Any thoughts please?
Repository: User is not authorized to execute specified operation;User 'MERON' has no authorization, privilege: 'REPO.MAINTAIN_NATIVE_PACKAGES', package: 'models.R12.efashion'!
You need the privilege 'REPO.MAINTAIN_NATIVE_PACKAGES' on the
package ‘under which’ you want to import your package.
If you do not specify any parent package the parent package actually is ‘root’.
You do not want just anyone creating packages in root, so this access is
only given to a ‘repository manager’, but it exists, so luckily no catch 22 there.

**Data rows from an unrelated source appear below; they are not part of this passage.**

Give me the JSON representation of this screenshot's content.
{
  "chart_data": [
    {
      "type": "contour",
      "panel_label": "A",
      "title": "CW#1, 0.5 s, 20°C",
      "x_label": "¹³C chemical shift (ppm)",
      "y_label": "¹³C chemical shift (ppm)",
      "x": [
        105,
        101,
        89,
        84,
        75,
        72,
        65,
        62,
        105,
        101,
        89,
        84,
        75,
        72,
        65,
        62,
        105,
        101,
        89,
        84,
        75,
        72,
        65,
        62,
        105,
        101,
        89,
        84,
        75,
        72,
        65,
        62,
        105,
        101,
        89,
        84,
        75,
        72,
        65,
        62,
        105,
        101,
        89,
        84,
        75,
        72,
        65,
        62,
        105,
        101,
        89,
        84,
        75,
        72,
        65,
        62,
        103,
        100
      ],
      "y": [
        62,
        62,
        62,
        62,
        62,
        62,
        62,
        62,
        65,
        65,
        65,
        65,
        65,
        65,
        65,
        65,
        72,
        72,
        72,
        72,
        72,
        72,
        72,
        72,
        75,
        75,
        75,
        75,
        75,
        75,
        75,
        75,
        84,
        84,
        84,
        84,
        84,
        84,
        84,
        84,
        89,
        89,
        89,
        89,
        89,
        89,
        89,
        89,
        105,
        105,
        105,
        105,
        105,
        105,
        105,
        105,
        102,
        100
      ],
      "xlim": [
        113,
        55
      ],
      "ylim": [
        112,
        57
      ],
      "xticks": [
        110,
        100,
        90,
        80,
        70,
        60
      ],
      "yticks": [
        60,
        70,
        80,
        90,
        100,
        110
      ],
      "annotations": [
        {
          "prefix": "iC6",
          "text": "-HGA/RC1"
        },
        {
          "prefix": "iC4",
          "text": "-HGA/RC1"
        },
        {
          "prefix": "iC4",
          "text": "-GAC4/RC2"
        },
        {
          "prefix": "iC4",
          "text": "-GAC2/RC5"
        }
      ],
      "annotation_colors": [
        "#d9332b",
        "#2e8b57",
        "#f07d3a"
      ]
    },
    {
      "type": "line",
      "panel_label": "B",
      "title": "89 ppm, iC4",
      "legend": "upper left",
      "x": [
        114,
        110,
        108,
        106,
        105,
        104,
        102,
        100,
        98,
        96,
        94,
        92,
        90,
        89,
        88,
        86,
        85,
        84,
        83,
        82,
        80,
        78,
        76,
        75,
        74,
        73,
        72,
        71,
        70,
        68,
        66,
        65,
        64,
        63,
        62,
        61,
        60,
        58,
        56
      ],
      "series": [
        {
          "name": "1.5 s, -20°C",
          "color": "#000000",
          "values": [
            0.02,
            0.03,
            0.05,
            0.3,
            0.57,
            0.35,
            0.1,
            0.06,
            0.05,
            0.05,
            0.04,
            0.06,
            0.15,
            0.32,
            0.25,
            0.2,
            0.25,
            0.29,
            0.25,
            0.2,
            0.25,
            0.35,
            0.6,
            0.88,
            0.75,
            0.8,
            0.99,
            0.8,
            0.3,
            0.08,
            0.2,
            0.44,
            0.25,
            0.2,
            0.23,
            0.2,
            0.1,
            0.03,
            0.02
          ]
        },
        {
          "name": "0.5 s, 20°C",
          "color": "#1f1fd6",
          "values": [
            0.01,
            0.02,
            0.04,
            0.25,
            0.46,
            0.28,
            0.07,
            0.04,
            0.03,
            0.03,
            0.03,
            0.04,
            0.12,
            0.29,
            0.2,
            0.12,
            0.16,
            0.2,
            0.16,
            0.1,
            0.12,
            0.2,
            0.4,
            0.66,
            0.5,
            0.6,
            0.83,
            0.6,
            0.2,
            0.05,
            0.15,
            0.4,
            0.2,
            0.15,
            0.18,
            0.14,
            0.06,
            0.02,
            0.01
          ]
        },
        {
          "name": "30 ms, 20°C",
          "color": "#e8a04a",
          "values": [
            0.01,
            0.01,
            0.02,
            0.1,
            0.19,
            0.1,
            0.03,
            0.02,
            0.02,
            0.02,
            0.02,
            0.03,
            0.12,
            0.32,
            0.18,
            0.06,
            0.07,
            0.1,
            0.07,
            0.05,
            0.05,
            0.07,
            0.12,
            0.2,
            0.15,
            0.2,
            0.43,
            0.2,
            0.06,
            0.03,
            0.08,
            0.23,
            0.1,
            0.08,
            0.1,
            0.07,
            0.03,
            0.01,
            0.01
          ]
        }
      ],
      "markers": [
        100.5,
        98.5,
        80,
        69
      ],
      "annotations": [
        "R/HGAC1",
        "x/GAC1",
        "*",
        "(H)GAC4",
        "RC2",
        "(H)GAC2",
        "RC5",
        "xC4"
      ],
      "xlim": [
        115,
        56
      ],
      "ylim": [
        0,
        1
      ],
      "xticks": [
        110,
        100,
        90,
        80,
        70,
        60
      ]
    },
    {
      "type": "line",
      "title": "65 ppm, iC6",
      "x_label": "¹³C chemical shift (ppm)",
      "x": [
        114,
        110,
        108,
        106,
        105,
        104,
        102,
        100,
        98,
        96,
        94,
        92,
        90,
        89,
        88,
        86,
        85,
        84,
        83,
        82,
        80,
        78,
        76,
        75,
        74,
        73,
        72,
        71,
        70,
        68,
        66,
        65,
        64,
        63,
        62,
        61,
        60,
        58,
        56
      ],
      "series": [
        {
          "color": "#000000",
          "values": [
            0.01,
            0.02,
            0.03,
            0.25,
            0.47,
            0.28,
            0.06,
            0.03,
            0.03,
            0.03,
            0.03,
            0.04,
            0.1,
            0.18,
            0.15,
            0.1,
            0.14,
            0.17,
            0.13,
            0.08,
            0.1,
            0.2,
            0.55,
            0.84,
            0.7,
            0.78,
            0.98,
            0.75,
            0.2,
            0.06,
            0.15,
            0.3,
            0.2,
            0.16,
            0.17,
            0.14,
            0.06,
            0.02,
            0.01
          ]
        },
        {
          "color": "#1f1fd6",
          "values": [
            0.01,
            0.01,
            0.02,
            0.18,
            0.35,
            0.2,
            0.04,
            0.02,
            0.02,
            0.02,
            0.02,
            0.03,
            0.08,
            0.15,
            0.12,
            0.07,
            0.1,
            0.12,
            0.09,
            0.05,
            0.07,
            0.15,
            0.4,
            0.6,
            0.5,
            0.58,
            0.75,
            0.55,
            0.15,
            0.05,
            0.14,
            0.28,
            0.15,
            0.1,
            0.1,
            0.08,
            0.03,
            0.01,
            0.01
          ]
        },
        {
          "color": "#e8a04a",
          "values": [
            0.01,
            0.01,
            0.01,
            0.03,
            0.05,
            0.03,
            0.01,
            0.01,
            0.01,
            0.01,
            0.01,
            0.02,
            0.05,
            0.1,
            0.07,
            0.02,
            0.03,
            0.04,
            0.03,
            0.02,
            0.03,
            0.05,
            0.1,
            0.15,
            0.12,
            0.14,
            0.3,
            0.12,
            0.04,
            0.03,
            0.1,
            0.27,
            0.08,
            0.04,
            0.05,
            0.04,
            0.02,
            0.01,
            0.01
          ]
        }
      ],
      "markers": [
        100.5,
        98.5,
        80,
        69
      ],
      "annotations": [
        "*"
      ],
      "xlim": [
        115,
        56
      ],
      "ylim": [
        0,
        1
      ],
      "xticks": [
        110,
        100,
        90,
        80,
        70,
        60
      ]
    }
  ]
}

For this reason you would normally create a ‘playground’ package in
which your test user has this right, just like any other developer. (I assume your test user is a developer, not really and end user, otherwise he would not be importing packages in developer mode... So your comment would probably be more appropiate in Richards HANA roles post 😉 )
For ‘real’ packages that are built to be developed from scratch and
transported to production, you go a different route.
In this case the repository manager will create the ‘project’ or ‘subject
area’ package and project members are given the necessary rights on this.
Hope this helps,
I posted a question about who takes care of all aspects of HANA security in the following post. I appreciate your thoughts when you have a chance.
Who takes care of HANA security and compliance: Application teams, security, GRC, DBA, basis?